Daily Market Analysis – Treasury Yield Curve Steepens

Equities:
It was a U.S Holiday yesterday and volumes were lighter across the board. Additionally, with few economic data releases the market retained its bullish stance. Japan’s Nikkei 225 rose by triple digits again as it closed up 187pts to 9,301. European markets remained positive on the day with the FTSE 100 adding 11pts to finish at 5,439 and the Stoxx Europe 50 squeezed out a 3pt win to close at 2,541. The Dow Jones Industrial Average will open Tuesday’s session at 10,447. Equity futures are still pointing up which will help support a move higher on the open.

Commodities & Treasuries:

Commodity markets were quieter than usual, though Copper remains strongly bullish as it padded it price by nearly $2 to $351.80. Gold rose modestly with little economic news and a stable dollar on Monday. Gold remains at 1,251. Oil was virtually unchanged as it sits at $74.05 a barrel. The Treasury curve continues to steepen as the far end of the curve sees yields continuing to rise, though they are still at historically low levels. The U.S Treasury 10-yr fell by 23/32nds pushing yields up to 2.713%. The 30-yr, long bond fell by 1 and 16/32nds as yield now approaches the 3.875% stated coupon.

Treasury Yield Curve

Treasury Yield Curve

Currencies:
Forex markets were quiet in the wake of the U.S Holiday and no real economic data releases. The EUR barely budged as it remains just south of 1.29. The GBP fell but found support at 1.54. The AUD remains above the critical .9100 level as it closed at .9172. The CAD closed at 1.0353  after Friday’s big rally. The CHF still has its sights set on Dollar parity as it closed at 1.0125. The JPY remains one of the key currencies to watch as it has been consolidating for a period of time near 84. Yen traders remained poised to catch the breakout

Economic Outlook:
Markets were still celebrating the euphoria over Friday’s better than expected employment data. However, the dark lining remains the elevated rate of Real Unemployment and the fact that the Private Sector created less jobs than the month before.

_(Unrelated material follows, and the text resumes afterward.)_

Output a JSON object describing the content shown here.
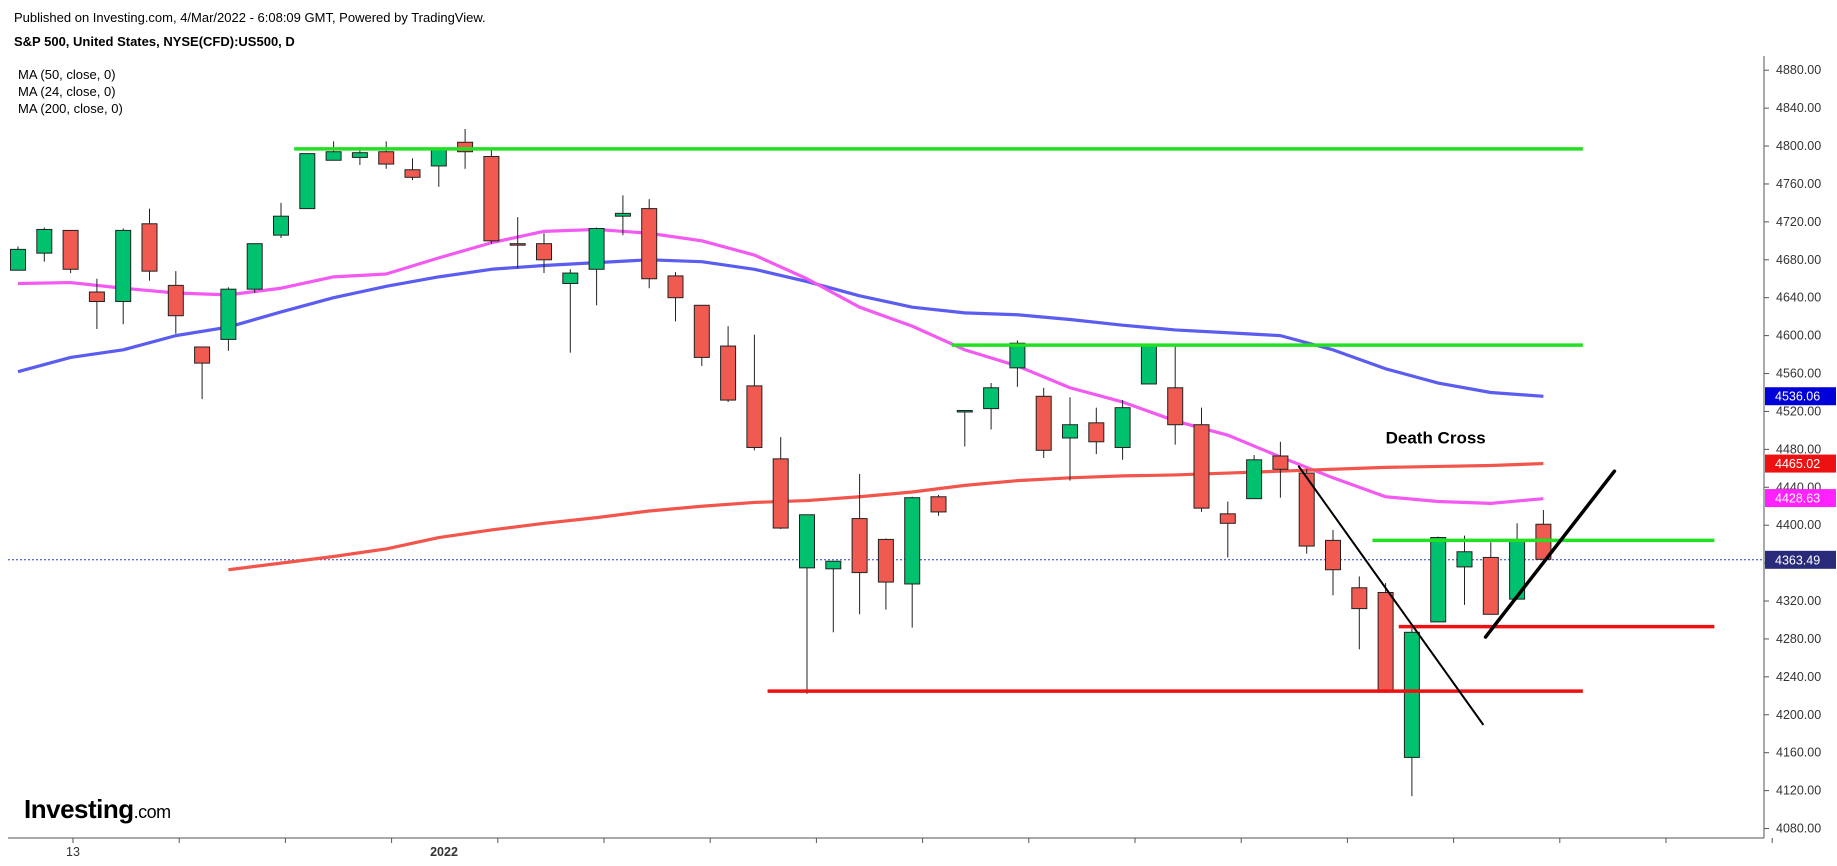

Markets will now turn their attention to two Central Bank key interest rate announcements. The first one out of Japan and the other from the RBA. Both CB’s are widely expected to keep rates locked in at 0.10% and 4.50% respectively. German Factory Orders and Swiss Unemployment will also print later today. In New Zealand, Manufacturing Activity data will be released. Expect some volatility back in the market as traders start to look towards year end and position realignment.